Il nous faisait vivre comme au temps jadis, nous enfermant dans un autre temps : c'était les années 80, mais tout mon environnement ressemblait aux années d'après-guerre, l'époque de sa propre enfance.

Tout était réglementé, et il fallait obéir. Se soumettre. Il n'y avait pas le choix. Il n'y avait pas de discussion possible. La moindre demande s'opposait à un "non" catégorique qui s'enflait systématiquement en colère.
Il y avait parfois des punitions où l'on était enfermée dans la cave, sans lumière, quand j'étais petite, ou, plus grande, dans ma chambre, sans manger. Ca n'avait pas nécessairement de lien de cause à effet.
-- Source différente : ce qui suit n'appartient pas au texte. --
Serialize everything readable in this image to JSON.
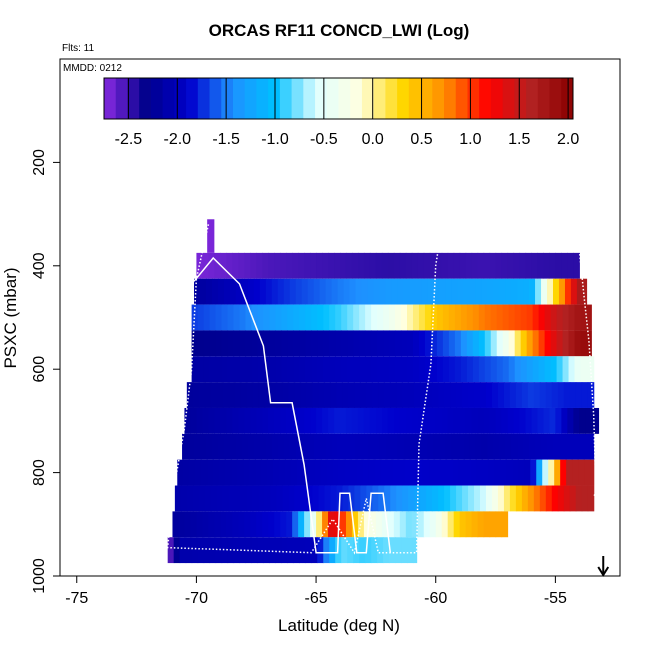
{
  "chart_data": {
    "type": "heatmap",
    "title": "ORCAS RF11 CONCD_LWI (Log)",
    "flights_note": "Flts: 11",
    "date_note": "MMDD: 0212",
    "xlabel": "Latitude (deg N)",
    "ylabel": "PSXC (mbar)",
    "xlim": [
      -75.7,
      -52.3
    ],
    "ylim": [
      1000,
      0
    ],
    "x_ticks": [
      -75,
      -70,
      -65,
      -60,
      -55
    ],
    "x_tick_labels": [
      "-75",
      "-70",
      "-65",
      "-60",
      "-55"
    ],
    "y_ticks": [
      200,
      400,
      600,
      800,
      1000
    ],
    "y_tick_labels": [
      "200",
      "400",
      "600",
      "800",
      "1000"
    ],
    "colorbar": {
      "range": [
        -2.75,
        2.05
      ],
      "ticks": [
        -2.5,
        -2.0,
        -1.5,
        -1.0,
        -0.5,
        0.0,
        0.5,
        1.0,
        1.5,
        2.0
      ],
      "tick_labels": [
        "-2.5",
        "-2.0",
        "-1.5",
        "-1.0",
        "-0.5",
        "0.0",
        "0.5",
        "1.0",
        "1.5",
        "2.0"
      ],
      "colors": [
        "#8a2be2",
        "#00008b",
        "#0000cd",
        "#1e90ff",
        "#00bfff",
        "#e0ffff",
        "#ffffe0",
        "#ffd700",
        "#ff8c00",
        "#ff0000",
        "#b22222",
        "#8b0000"
      ]
    },
    "pressure_bins": [
      {
        "p": 400,
        "lat_min": -70,
        "lat_max": -54,
        "segments": [
          [
            -70,
            -2.7
          ],
          [
            -67,
            -2.55
          ],
          [
            -62,
            -2.45
          ],
          [
            -58,
            -2.5
          ],
          [
            -55,
            -2.45
          ]
        ]
      },
      {
        "p": 450,
        "lat_min": -70.1,
        "lat_max": -53.7,
        "segments": [
          [
            -70.1,
            -2.2
          ],
          [
            -68,
            -1.95
          ],
          [
            -66,
            -1.7
          ],
          [
            -64,
            -1.5
          ],
          [
            -62,
            -1.35
          ],
          [
            -60,
            -1.3
          ],
          [
            -58,
            -1.25
          ],
          [
            -56,
            -1.15
          ],
          [
            -54,
            1.7
          ]
        ]
      },
      {
        "p": 500,
        "lat_min": -70.2,
        "lat_max": -53.5,
        "segments": [
          [
            -70.2,
            -1.7
          ],
          [
            -68,
            -1.5
          ],
          [
            -66,
            -1.2
          ],
          [
            -64,
            -0.9
          ],
          [
            -62,
            -0.4
          ],
          [
            -60,
            0.4
          ],
          [
            -58,
            0.8
          ],
          [
            -56,
            1.0
          ],
          [
            -55,
            1.5
          ],
          [
            -54,
            1.8
          ]
        ]
      },
      {
        "p": 550,
        "lat_min": -70.2,
        "lat_max": -53.5,
        "segments": [
          [
            -70.2,
            -2.3
          ],
          [
            -67,
            -2.2
          ],
          [
            -64,
            -2.1
          ],
          [
            -61,
            -2.0
          ],
          [
            -59,
            -1.5
          ],
          [
            -58,
            -1.0
          ],
          [
            -57,
            -0.3
          ],
          [
            -56,
            0.7
          ],
          [
            -55,
            1.4
          ],
          [
            -54,
            1.9
          ]
        ]
      },
      {
        "p": 600,
        "lat_min": -70.2,
        "lat_max": -53.4,
        "segments": [
          [
            -70.2,
            -2.15
          ],
          [
            -67,
            -2.1
          ],
          [
            -64,
            -2.0
          ],
          [
            -61,
            -1.95
          ],
          [
            -59,
            -1.8
          ],
          [
            -57,
            -1.55
          ],
          [
            -55,
            -1.0
          ],
          [
            -54,
            -0.4
          ]
        ]
      },
      {
        "p": 650,
        "lat_min": -70.4,
        "lat_max": -53.4,
        "segments": [
          [
            -70.4,
            -2.2
          ],
          [
            -67,
            -2.15
          ],
          [
            -64,
            -2.05
          ],
          [
            -61,
            -2.0
          ],
          [
            -58,
            -1.9
          ],
          [
            -56,
            -1.7
          ],
          [
            -54.5,
            -1.8
          ]
        ]
      },
      {
        "p": 700,
        "lat_min": -70.5,
        "lat_max": -53.2,
        "segments": [
          [
            -70.5,
            -2.2
          ],
          [
            -67,
            -2.0
          ],
          [
            -64,
            -1.8
          ],
          [
            -61,
            -1.9
          ],
          [
            -58,
            -2.0
          ],
          [
            -55,
            -1.75
          ],
          [
            -54,
            -2.3
          ]
        ]
      },
      {
        "p": 750,
        "lat_min": -70.6,
        "lat_max": -53.4,
        "segments": [
          [
            -70.6,
            -2.2
          ],
          [
            -67,
            -2.1
          ],
          [
            -64,
            -2.0
          ],
          [
            -61,
            -2.05
          ],
          [
            -58,
            -2.1
          ],
          [
            -55,
            -2.0
          ]
        ]
      },
      {
        "p": 800,
        "lat_min": -70.8,
        "lat_max": -53.4,
        "segments": [
          [
            -70.8,
            -2.15
          ],
          [
            -67,
            -2.05
          ],
          [
            -64,
            -1.95
          ],
          [
            -61,
            -1.9
          ],
          [
            -58,
            -1.95
          ],
          [
            -56,
            -2.0
          ],
          [
            -54.5,
            1.6
          ]
        ]
      },
      {
        "p": 850,
        "lat_min": -70.9,
        "lat_max": -53.4,
        "segments": [
          [
            -70.9,
            -2.1
          ],
          [
            -67,
            -2.0
          ],
          [
            -64,
            -1.8
          ],
          [
            -62,
            -1.5
          ],
          [
            -60,
            -1.1
          ],
          [
            -58,
            -0.6
          ],
          [
            -57,
            0.1
          ],
          [
            -56,
            0.7
          ],
          [
            -55,
            1.2
          ],
          [
            -54,
            1.6
          ]
        ]
      },
      {
        "p": 900,
        "lat_min": -71.0,
        "lat_max": -57.0,
        "segments": [
          [
            -71.0,
            -2.2
          ],
          [
            -68,
            -2.0
          ],
          [
            -66,
            -1.8
          ],
          [
            -65.5,
            -0.9
          ],
          [
            -65,
            -0.3
          ],
          [
            -64.7,
            0.6
          ],
          [
            -64.3,
            1.5
          ],
          [
            -63.7,
            0.8
          ],
          [
            -63,
            -0.1
          ],
          [
            -62,
            -0.5
          ],
          [
            -61,
            -0.8
          ],
          [
            -60,
            -0.4
          ],
          [
            -59,
            0.4
          ],
          [
            -58,
            0.6
          ]
        ]
      },
      {
        "p": 950,
        "lat_min": -71.2,
        "lat_max": -60.8,
        "segments": [
          [
            -71.2,
            -2.7
          ],
          [
            -70.7,
            -2.1
          ],
          [
            -68,
            -2.05
          ],
          [
            -65,
            -2.0
          ],
          [
            -64,
            -0.8
          ],
          [
            -63,
            -0.9
          ],
          [
            -62,
            -0.8
          ]
        ]
      }
    ],
    "flight_tracks": [
      {
        "style": "solid",
        "points": [
          [
            -70.1,
            430
          ],
          [
            -69.3,
            385
          ],
          [
            -68.2,
            435
          ],
          [
            -67.2,
            555
          ],
          [
            -66.9,
            665
          ],
          [
            -66.0,
            665
          ],
          [
            -65.5,
            785
          ],
          [
            -65.0,
            955
          ],
          [
            -64.1,
            955
          ],
          [
            -64.0,
            840
          ],
          [
            -63.6,
            840
          ],
          [
            -63.3,
            955
          ],
          [
            -62.9,
            955
          ],
          [
            -62.7,
            840
          ],
          [
            -62.2,
            840
          ],
          [
            -61.9,
            955
          ]
        ]
      },
      {
        "style": "dotted",
        "points": [
          [
            -69.5,
            320
          ],
          [
            -70.0,
            425
          ],
          [
            -70.2,
            600
          ],
          [
            -70.5,
            715
          ],
          [
            -71.0,
            845
          ],
          [
            -71.2,
            945
          ],
          [
            -65.2,
            955
          ],
          [
            -64.3,
            890
          ],
          [
            -63.4,
            955
          ],
          [
            -62.9,
            850
          ],
          [
            -62.4,
            955
          ],
          [
            -60.8,
            955
          ],
          [
            -60.7,
            745
          ],
          [
            -60.2,
            590
          ],
          [
            -60.0,
            400
          ],
          [
            -59.9,
            370
          ],
          [
            -54.0,
            370
          ],
          [
            -53.8,
            460
          ],
          [
            -53.6,
            545
          ],
          [
            -53.4,
            690
          ],
          [
            -53.3,
            840
          ],
          [
            -53.4,
            845
          ]
        ]
      }
    ],
    "arrow_marker_lat": -53.0
  }
}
Lorsque, adolescente, je voulais inviter une copine, il se mettait à hurler que la maison, "c'est pas un moulin ouvert à tous vents ! C'est pas un hôtel de passe ici !" et ça voulait dire non. La seule fois où une amie de classe est venue manger à la maison (j'avais 11 ans), elle a trouvé mes parents charmants. Quelques jours plus tard, les professeurs m'ont placée seule au premier rang, comme pour me surveiller. Sans que je le sache, mon père était allé leur demander de m'éloigner de mes amies qu'ils considérait être de mauvaises fréquentations (sans doute parce que, comme les autres filles, elles portaient des jeans et des tennis). Elles ont supposé que j'avais raconté des mensonges à leur sujet à mes parents, et m'ont tenue à l'écart pendant tout le reste des années collège : insultes, coups, boulettes de papier mâché, etc...
Evidemment, je n'ai jamais été invitée. Il n'y avait pas d'autre sortie que la promenade dominicale. Pas d'autres visites que celles familiales, ou parfois le curé, invité à manger, après la messe.

autoportrait autistique



 
 
Lorsque je décris l'enfermement, je crois que j'exagère un peu les faits. Et puis, être privée de sortie, ou même enfermé à double tour, ce n'est pas le pire.
L'enfermement le pire, celui dont je souffre encore, est mental. Il est bien difficile de le décrire. C'est l'impossibilité d'entrer en contact avec le monde, de communiquer. C'est le repli sur soi-même, pour éviter de devenir folle. C'est l'habitude que j'ai alors prise de m'enfuir mentalement, dans un univers imaginaire, intérieur. C'est la difficulté, encore actuelle, que j'ai à en sortir, à apréhender le monde. C'est que je n'ai jamais tout à fait les pieds sur terre. C'est la difficulté que j'ai à communiquer avec mes semblables : je ne suis pas une bavarde ; je ne sais pas parler, me confier, échanger.
C'est cette manie que j'ai parfois de m'enfermer moi-même pendant plusieurs jours, dans manger, sans sortir, sans répondre au téléphone, sans parler... parce que je connais bien cela et qu'en cas d'angoisse, ça me rassure. Et cette autre manie que j'ai, de fuir, d'avoir toujours envie de m'en aller lorsque je commence à m'installer dans une situation : la peur d'être à nouveau enfermée.